Embedding-Informed Adaptive Retrieval-Augmented Generation of Large Language Models
This work addresses efficiency and accuracy issues in retrieval-augmented generation for NLP practitioners, though it is incremental as it builds on prior adaptive retrieval methods.
The paper tackles the problem of retrieval not always being helpful for large language models when they already know the answer, by proposing an adaptive retrieval method that uses pre-trained token embeddings to decide when to retrieve, achieving superior performance across benchmarks.

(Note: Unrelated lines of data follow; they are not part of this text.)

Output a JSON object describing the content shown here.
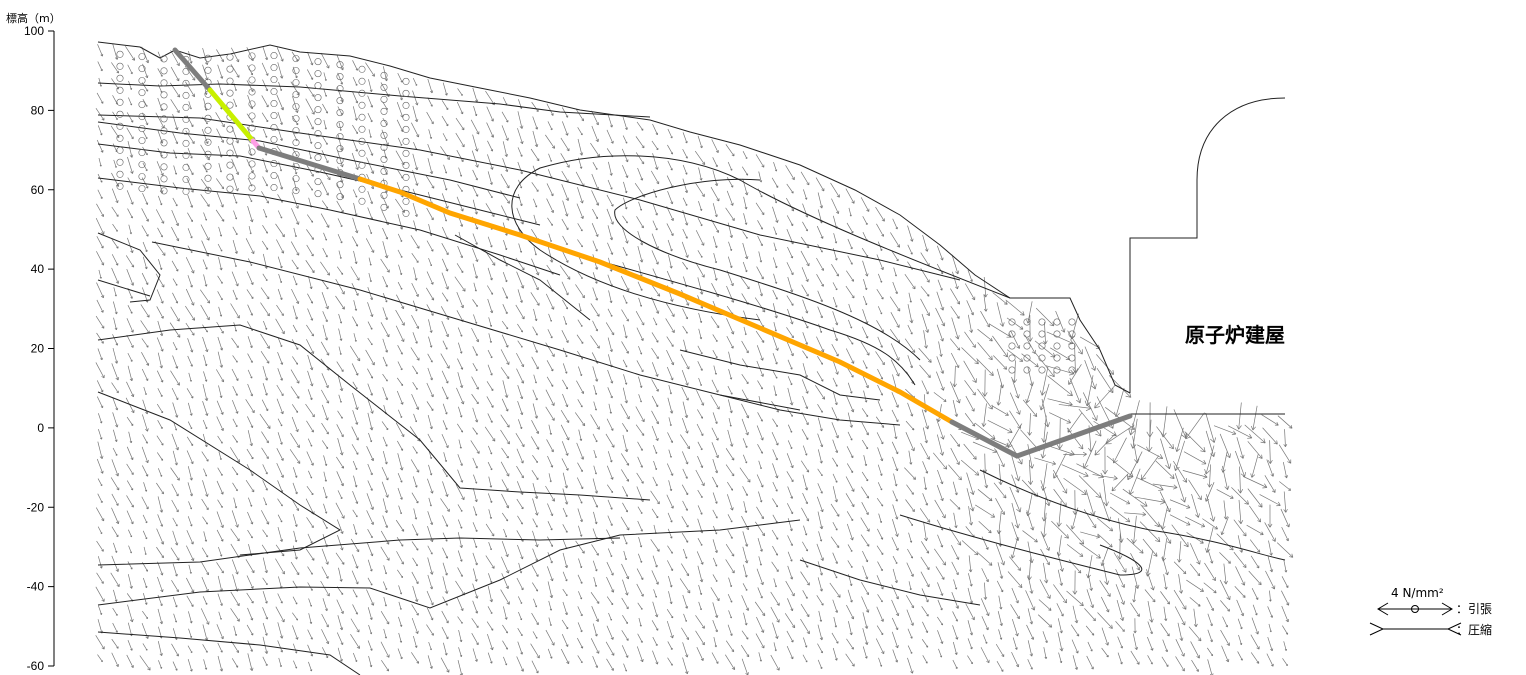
{
  "axis": {
    "title": "標高（m）",
    "ticks": [
      "100",
      "80",
      "60",
      "40",
      "20",
      "0",
      "-20",
      "-40",
      "-60"
    ],
    "tick_values": [
      100,
      80,
      60,
      40,
      20,
      0,
      -20,
      -40,
      -60
    ]
  },
  "building": {
    "label": "原子炉建屋"
  },
  "legend": {
    "scale": "4 N/mm²",
    "tension_label": "：引張",
    "compression_label": "：圧縮"
  },
  "colors": {
    "slip_gray": "#7d7d7d",
    "slip_orange": "#ffa500",
    "slip_lime": "#c8f000",
    "slip_pink": "#ff9ee6",
    "stress_marks": "#555555",
    "boundary": "#222222"
  }
}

Retrieval-augmented large language models (LLMs) have been remarkably competent in various NLP tasks. However, it was observed by previous works that retrieval is not always helpful, especially when the LLM is already knowledgeable on the query to answer. Motivated by this, Adaptive Retrieval-Augmented Generation (ARAG) studies retrieving only when the knowledge asked by the query is absent in the LLM. Previous works of ARAG either require accessing the pre-training corpus or prompting with additional model inferences. Aiming to avoid such drawbacks, we propose to determine whether the model is knowledgeable on a query via inspecting the (contextualized) pre-trained token embeddings of LLMs. We hypothesize that such embeddings capture rich information on the model's intrinsic knowledge base, which enables an efficient way of judging the necessity to retrieve from an external corpus. Extensive experiments demonstrate our ARAG approach's superior performance across various benchmarks.